Rob Sheffield is a music critic at Rolling Stone and the magazine’s in-house Swiftie. This has occasionally caused him grief, as when his rave “instant classic” review of Swift’s latest album, The Tortured Poets Department, was so diverged from mainstream critical assessment it provoked many responses saying Sheffield couldn’t be objective when it came to Swift’s work. Sheffield also maintains the magazine’s ranking of all of Swift’s songs, updating it every time she releases a new album or more vault tracks on one of her Taylor’s Versions.
As a big fan of Swift’s whose opinion on TTPD was much closer to Sheffield’s than the critical establishment, I was very interested to hear that he was publishing a book about her career. That interest was significantly curtailed when I saw that the book was only 202 pages long. Swift’s career is nearing the end of it’s second decade, and a book that brief didn’t seem like it could possibly cover it in depth. Reviews were generally mediocre as well, so the book went on my back-burner until I recently saw that it was available as an Audiobook on Spotify Premium.
Sheffield narrates his own writing, and does a credible job there. The content, however, is more of an issue. Heartbreak is the National Anthem (the title is derived from Swift’s song “New Romantics”, a deluxe track from her first purely pop album, 1989) would be a fair introduction to someone completely unfamiliar with her career, but for the informed fan it too often felt like an extended version of her Wikipedia page. In roughly chronological order, he runs through her albums, her boyfriends, her public controversies, and her business deals. If you’ve been meaning to look into why Swift and Kim Kardashian don’t get along, or why she’s re-releasing albums she put out years ago, Sheffield’s definitely got you covered.

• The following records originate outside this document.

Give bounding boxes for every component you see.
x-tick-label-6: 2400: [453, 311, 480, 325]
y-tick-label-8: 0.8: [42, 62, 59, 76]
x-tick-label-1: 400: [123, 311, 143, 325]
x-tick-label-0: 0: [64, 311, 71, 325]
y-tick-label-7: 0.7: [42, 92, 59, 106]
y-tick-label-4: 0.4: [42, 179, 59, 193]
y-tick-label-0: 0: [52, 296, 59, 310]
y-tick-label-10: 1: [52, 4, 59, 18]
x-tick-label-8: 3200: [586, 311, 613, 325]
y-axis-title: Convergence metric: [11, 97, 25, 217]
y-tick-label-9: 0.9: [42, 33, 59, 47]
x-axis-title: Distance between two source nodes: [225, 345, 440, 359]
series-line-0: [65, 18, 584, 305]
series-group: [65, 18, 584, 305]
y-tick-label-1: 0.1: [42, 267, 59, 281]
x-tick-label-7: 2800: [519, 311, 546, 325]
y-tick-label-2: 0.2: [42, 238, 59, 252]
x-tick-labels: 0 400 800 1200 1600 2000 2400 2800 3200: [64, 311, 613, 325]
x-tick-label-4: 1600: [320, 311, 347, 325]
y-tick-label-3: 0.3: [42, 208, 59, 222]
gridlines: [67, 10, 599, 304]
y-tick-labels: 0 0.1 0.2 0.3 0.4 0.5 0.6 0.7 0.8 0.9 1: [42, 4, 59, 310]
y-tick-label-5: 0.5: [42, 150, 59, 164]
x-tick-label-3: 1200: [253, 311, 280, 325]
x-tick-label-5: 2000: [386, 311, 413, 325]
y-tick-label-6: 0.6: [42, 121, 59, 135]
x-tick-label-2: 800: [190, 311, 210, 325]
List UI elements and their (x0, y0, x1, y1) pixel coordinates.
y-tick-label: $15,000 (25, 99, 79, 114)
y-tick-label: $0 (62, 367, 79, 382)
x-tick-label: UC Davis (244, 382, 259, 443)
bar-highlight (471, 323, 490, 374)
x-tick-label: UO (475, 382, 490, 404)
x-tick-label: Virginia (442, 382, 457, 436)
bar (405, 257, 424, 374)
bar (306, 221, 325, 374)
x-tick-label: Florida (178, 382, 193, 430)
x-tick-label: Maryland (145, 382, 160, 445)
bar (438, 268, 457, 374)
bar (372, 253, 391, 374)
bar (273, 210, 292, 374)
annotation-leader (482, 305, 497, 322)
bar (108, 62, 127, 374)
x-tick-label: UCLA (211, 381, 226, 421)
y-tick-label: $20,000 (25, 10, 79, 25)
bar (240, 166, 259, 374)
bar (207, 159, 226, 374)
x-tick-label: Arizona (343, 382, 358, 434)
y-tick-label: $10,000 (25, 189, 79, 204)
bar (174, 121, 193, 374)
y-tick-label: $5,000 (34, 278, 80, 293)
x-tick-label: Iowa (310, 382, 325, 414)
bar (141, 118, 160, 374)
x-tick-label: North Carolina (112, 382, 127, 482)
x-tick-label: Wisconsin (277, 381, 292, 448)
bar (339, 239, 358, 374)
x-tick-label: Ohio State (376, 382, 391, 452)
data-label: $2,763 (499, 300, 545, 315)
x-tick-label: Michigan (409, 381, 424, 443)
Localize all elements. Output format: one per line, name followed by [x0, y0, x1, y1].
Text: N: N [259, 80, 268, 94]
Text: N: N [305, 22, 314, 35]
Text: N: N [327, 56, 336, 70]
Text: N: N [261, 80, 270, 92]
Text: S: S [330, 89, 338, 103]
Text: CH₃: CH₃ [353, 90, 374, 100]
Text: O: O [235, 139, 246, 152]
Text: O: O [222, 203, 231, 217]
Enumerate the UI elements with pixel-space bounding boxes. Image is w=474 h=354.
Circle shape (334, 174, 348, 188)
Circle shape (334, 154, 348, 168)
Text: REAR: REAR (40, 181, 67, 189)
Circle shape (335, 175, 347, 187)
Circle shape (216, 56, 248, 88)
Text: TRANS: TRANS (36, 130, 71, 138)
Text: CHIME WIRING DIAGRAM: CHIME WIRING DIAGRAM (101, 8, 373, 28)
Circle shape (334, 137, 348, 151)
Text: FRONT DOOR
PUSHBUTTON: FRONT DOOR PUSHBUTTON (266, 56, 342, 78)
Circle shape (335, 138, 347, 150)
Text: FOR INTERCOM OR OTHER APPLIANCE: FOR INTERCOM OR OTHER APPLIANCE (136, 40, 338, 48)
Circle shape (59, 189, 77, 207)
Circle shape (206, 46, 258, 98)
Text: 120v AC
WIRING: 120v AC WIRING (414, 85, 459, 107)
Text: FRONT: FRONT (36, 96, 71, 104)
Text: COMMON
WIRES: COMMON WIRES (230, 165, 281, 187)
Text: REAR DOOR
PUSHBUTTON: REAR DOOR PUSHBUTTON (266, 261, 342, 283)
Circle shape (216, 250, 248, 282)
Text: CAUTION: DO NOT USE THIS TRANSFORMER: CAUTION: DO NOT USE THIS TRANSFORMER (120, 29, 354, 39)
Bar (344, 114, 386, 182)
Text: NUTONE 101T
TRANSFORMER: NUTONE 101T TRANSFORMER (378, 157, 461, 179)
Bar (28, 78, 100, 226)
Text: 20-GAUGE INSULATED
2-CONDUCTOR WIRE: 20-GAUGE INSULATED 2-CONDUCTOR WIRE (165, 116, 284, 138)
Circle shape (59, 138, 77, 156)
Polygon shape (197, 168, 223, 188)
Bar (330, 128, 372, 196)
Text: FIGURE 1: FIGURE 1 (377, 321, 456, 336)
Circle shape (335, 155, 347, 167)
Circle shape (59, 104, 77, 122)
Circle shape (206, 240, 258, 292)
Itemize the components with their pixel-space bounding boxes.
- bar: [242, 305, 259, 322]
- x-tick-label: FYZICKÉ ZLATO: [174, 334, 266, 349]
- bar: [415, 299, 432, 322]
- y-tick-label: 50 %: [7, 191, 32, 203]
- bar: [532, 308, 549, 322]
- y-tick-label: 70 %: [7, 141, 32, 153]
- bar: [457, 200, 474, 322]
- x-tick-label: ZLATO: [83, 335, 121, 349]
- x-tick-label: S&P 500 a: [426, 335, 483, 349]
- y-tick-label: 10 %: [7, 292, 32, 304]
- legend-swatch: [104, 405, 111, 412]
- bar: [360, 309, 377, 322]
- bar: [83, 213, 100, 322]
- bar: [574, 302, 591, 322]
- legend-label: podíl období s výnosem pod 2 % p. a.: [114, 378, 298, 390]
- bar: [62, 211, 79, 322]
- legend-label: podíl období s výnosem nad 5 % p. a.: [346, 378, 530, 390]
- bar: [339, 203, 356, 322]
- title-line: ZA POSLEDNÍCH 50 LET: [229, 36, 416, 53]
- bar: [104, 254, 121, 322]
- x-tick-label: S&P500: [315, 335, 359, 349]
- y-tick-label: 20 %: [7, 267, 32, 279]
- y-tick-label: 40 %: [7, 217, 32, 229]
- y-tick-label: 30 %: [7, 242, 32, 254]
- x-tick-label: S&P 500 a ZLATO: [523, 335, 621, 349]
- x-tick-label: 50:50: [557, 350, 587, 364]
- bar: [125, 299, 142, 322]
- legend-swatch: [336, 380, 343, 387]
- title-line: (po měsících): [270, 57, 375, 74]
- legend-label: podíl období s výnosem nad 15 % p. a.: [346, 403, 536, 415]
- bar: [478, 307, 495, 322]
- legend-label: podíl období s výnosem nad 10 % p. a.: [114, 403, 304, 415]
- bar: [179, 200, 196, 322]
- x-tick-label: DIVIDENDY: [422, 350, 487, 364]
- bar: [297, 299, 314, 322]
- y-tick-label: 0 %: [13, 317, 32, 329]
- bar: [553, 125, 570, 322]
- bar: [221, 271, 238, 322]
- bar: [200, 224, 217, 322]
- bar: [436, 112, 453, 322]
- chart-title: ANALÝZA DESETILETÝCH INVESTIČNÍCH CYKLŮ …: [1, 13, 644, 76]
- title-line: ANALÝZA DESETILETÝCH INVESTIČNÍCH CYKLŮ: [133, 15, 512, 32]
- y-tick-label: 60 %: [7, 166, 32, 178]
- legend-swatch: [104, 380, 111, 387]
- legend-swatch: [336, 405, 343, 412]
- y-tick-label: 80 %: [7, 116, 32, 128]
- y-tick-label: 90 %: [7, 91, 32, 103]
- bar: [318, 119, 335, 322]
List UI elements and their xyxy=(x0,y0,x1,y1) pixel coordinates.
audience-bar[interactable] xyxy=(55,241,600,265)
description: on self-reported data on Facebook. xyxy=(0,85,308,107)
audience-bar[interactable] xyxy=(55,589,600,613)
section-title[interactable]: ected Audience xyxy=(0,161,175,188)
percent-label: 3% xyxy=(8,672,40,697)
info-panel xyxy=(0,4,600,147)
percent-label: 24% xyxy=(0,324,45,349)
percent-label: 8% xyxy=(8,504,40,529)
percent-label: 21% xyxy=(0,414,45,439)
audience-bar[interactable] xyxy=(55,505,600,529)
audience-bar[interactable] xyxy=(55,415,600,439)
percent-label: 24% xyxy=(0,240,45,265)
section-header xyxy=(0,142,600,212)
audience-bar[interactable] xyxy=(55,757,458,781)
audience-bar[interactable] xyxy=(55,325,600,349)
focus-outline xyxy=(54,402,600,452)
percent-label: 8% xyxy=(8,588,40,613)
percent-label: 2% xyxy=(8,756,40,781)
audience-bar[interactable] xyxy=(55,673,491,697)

What’s missing is context. Sheffield’s subtitle boldly claims that Taylor Swift reinvented the genre of pop music, but Sheffield doesn’t seem interested in laying out an argument for his position. He rarely cites which artists Taylor was inspired by or which she diverged from. He doesn’t really discuss her music at all, focusing more on her lyrics. This is fair to the extent that Swift isn’t really noted for her instrumentation, but his exploration of her lyricism is only surface-level as well. His entire evidence of her having reinvented pop consists of the fact that so many young female artists cite her as an inspiration, though many of those artists are quite different from her stylistically.
The bottom line is that I don’t see what a big fan of Swift’s would get out of reading this book, nor do I see why anyone who isn’t a big fan would read it. Maybe there’s a grandfather out there who wants to understand what his grandchildren are talking about, but that’s about it.